I am not above this temptation, friends, indeed, I confess I too have succumbed. Rationally I know there is no topical application wrinkle-plumping enough to fill the lines my face earned in 6 decades, yet to my shame I made eye contact with a purveyor promising youthful skin. Before I knew it I was perched on her tiny stool, basking by a bewildering array of exclusive products from the “Holy Land”, whilst a litany of benefits, ingredients, colloidals, vitamins, and whatnot were recited at a breathtaking pace. I became dazed and disoriented, or maybe drunk, that is my excuse. I came home with these products and hid them under my bathroom sink. To this day, when I am sure I am alone, I attempt to salvage the shreds of my dignity by utilizing these nostrums around my nostrils…and eyes, and cheeks, and forehead, and neck, and my skin feels AMAZING. I am so ashamed…

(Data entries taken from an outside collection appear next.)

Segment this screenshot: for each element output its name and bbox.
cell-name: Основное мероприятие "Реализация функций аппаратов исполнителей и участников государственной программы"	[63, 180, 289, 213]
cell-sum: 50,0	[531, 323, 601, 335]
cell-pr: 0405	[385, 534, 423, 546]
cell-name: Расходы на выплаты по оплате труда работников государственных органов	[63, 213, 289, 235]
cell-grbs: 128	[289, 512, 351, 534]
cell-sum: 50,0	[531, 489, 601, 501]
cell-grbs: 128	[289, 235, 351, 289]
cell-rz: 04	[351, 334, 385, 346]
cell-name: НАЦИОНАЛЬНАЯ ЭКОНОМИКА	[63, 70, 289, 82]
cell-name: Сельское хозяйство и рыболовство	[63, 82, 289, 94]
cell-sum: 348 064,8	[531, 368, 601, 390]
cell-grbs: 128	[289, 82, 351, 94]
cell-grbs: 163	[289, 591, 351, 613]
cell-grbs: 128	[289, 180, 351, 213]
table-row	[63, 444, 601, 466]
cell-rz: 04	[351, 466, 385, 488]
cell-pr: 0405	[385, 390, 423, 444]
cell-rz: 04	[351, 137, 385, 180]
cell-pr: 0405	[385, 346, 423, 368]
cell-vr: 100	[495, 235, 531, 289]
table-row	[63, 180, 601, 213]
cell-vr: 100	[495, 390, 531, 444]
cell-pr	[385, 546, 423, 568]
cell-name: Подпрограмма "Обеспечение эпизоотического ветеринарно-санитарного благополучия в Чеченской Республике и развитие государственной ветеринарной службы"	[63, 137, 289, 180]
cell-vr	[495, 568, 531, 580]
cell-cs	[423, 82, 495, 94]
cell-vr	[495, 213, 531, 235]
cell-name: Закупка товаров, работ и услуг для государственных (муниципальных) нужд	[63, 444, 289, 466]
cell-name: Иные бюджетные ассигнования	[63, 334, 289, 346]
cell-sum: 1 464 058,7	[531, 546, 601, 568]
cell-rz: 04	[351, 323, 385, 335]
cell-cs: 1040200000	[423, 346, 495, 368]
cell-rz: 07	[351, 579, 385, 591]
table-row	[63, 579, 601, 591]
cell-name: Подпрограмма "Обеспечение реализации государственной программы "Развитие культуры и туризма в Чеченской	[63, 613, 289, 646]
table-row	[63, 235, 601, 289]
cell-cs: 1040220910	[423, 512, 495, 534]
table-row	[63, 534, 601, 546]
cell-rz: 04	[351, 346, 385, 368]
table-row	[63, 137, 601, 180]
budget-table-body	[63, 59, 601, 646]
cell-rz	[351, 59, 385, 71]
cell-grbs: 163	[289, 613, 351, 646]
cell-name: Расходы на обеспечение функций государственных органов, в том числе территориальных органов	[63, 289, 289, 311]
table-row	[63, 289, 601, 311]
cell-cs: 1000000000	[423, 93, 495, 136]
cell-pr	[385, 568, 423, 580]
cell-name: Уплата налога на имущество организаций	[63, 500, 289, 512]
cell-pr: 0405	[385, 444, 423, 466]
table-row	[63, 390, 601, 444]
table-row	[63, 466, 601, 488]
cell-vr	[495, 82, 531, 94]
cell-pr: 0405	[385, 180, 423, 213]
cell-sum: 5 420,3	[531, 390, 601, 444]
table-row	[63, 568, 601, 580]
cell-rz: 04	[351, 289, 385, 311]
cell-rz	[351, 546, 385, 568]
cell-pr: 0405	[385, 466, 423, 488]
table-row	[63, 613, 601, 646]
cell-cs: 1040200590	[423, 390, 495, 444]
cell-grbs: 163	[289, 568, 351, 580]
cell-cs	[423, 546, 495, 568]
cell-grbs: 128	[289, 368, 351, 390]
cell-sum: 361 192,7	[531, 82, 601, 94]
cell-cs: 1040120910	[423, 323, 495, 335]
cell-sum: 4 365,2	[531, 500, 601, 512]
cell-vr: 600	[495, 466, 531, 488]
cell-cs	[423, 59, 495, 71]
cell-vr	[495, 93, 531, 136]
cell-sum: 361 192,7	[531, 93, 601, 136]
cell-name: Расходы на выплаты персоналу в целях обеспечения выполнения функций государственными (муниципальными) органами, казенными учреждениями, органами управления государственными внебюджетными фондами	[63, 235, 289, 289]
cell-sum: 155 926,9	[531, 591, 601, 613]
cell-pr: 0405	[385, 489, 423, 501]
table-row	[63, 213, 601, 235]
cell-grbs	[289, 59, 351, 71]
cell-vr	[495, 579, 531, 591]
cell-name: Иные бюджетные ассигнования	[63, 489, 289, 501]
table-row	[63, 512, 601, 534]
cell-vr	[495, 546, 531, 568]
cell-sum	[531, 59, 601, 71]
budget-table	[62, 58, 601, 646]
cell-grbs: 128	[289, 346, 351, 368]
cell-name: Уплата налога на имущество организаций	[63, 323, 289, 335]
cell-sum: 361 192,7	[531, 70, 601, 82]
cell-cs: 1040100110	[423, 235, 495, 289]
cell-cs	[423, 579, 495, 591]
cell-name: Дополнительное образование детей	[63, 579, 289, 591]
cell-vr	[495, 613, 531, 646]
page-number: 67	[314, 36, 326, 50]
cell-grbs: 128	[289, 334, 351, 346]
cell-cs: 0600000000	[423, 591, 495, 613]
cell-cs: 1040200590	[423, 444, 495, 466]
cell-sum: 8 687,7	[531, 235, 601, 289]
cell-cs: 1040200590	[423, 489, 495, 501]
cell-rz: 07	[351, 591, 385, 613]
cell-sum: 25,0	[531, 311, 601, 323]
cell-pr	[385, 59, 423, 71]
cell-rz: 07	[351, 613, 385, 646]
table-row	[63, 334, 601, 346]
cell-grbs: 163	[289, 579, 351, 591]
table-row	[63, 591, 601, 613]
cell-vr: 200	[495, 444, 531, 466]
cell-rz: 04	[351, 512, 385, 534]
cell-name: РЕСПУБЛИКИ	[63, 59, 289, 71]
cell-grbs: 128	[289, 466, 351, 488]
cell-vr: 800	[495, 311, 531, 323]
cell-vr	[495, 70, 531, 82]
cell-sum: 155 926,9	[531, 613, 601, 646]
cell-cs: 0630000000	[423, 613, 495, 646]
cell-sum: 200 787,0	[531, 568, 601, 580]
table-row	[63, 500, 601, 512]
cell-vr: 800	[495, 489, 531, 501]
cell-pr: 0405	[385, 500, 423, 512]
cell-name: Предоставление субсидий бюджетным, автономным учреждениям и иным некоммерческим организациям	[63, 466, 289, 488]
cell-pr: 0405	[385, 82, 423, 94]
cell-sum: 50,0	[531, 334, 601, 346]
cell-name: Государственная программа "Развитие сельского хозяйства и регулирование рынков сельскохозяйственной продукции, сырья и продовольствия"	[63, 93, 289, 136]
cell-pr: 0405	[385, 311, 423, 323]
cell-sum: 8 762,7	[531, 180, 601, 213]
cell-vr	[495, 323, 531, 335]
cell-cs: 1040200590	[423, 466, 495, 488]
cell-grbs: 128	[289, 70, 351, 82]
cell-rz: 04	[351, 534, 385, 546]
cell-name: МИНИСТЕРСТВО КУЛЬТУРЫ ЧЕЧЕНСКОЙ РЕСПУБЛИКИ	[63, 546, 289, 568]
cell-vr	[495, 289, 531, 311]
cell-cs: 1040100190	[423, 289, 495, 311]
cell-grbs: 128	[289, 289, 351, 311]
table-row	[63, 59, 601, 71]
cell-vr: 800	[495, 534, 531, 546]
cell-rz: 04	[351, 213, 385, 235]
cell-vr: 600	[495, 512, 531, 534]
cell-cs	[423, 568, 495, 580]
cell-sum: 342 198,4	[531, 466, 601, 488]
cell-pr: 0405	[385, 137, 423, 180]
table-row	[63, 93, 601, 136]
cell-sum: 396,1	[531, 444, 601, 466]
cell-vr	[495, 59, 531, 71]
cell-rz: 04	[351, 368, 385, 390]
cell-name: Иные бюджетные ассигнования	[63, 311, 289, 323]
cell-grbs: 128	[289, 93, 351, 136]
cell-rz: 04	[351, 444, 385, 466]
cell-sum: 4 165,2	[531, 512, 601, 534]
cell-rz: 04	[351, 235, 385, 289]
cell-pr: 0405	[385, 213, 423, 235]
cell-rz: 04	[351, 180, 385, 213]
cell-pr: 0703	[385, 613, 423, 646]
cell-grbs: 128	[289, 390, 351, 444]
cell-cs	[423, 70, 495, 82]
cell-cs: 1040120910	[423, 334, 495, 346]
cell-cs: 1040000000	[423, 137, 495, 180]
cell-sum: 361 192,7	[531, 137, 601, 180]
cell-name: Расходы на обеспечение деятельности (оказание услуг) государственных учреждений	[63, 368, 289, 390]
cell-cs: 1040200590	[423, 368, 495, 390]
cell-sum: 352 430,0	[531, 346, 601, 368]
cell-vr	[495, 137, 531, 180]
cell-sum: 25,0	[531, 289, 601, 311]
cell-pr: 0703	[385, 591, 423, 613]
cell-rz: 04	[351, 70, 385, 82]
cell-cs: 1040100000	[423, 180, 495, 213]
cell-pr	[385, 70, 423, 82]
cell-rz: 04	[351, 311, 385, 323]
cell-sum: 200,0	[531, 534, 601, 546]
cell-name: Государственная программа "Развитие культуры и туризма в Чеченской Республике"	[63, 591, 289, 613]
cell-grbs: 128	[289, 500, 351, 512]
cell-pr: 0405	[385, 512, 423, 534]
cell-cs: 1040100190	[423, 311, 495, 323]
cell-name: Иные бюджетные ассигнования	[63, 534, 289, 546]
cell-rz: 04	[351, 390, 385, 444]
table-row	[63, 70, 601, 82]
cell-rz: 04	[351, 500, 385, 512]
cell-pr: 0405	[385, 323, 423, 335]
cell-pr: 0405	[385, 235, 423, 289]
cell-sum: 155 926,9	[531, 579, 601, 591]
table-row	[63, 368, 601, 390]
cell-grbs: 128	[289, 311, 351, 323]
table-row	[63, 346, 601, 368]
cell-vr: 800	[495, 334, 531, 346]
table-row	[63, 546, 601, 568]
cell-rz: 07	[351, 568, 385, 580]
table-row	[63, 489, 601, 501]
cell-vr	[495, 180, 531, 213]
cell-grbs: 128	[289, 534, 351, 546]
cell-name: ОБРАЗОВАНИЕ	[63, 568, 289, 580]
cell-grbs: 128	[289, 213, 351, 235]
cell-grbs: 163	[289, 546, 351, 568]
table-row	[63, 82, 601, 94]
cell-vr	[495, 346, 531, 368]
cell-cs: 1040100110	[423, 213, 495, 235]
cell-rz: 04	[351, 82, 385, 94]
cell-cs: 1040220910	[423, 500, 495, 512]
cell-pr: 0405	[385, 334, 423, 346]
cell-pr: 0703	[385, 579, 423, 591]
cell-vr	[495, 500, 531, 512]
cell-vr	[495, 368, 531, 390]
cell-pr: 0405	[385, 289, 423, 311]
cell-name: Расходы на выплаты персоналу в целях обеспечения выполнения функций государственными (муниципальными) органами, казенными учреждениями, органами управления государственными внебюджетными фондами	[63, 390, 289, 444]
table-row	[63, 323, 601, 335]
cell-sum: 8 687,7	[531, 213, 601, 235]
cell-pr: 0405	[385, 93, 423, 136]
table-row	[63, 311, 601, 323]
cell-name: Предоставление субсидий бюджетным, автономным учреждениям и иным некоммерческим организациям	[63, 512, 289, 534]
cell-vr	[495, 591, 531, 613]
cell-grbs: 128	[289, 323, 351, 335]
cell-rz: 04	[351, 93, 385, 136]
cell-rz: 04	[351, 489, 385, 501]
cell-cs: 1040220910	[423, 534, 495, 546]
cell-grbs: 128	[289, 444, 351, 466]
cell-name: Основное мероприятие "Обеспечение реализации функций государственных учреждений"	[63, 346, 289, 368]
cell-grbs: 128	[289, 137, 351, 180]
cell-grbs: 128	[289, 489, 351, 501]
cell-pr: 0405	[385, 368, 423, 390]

Buddhism tells us that the reason for suffering in this life is desire, and that property is slavery. There is no thing in the world that can return love. There is no thing in this world that can replace life. Christmas in America now symbolizes the relentless consumption of things. The day after Thanksgiving has become “Black Friday”, dedicated to the sales of many things that a year from now will be forgotten, discarded or broken, and some people will still be paying for them. And the pursuit to purchase some new trendy thing will be taken up. Gollum finally died for his precious ring…one ring to rule them all. Would that it were as easy to rule ourselves. We have the power to just say no.